A copy of the Billion Year Archive, a vast collection of human knowledge recorded on a small but durable disc, has been hurtling toward the moon on the spacecraft Beresheet since its launch on Feb. 22. Paul Jones, Professor at the UNC School of Information and Library Science (SILS), helped curate the contents of the “Lunar Library,” which contains all of the ibiblio-hosted Project Gutenberg, all of the English language Wikipedia, and data for understanding over 5,000 languages.

Paul Jones, SILS Professor and Arch Mission
Foundation advisor

Jones is an advisor to the founders of the Arch Mission Foundation, an organization that designs, builds, and maintains long-term archives meant to preserve and disseminate humanity’s most important knowledge across time and space. Thanks to Jones’ involvement, SILS recently became a named partner on the foundation’s website.

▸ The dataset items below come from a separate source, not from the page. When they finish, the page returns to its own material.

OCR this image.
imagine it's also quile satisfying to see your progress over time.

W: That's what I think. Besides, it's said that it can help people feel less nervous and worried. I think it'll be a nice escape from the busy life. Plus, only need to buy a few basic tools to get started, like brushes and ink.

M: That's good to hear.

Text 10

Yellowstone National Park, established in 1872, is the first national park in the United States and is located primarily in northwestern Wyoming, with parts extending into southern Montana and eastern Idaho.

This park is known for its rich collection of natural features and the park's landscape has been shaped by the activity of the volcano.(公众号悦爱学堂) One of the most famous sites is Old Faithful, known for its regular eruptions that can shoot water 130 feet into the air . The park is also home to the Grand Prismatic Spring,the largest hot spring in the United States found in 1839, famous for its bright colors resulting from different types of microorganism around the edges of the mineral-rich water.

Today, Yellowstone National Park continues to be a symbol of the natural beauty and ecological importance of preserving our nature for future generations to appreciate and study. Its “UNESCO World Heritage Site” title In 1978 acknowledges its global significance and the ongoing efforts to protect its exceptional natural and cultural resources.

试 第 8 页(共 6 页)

For Beresheet, the Arch (pronounced Ark) Mission Foundation used nanotechnology to produce a special 25-layer nickel disc that is expected to survive on the moon for a billion years.

“This is the largest set of knowledge ever stored in a single object of this scale,” said Nova Spivack, co-founder of the Arch Mission Foundation. “It will also be the largest amount of human knowledge landed on another planetary object.”

SpaceIL, an Israeli nonprofit aiming to land the first privately funded spacecraft on the moon, launched Beresheet from Cape Canaveral, Fla. If all goes according to plan, Beresheet and the Billion Year Archive will land on the moon on April 11, almost exactly 50 years after humans took their first steps on the lunar surface.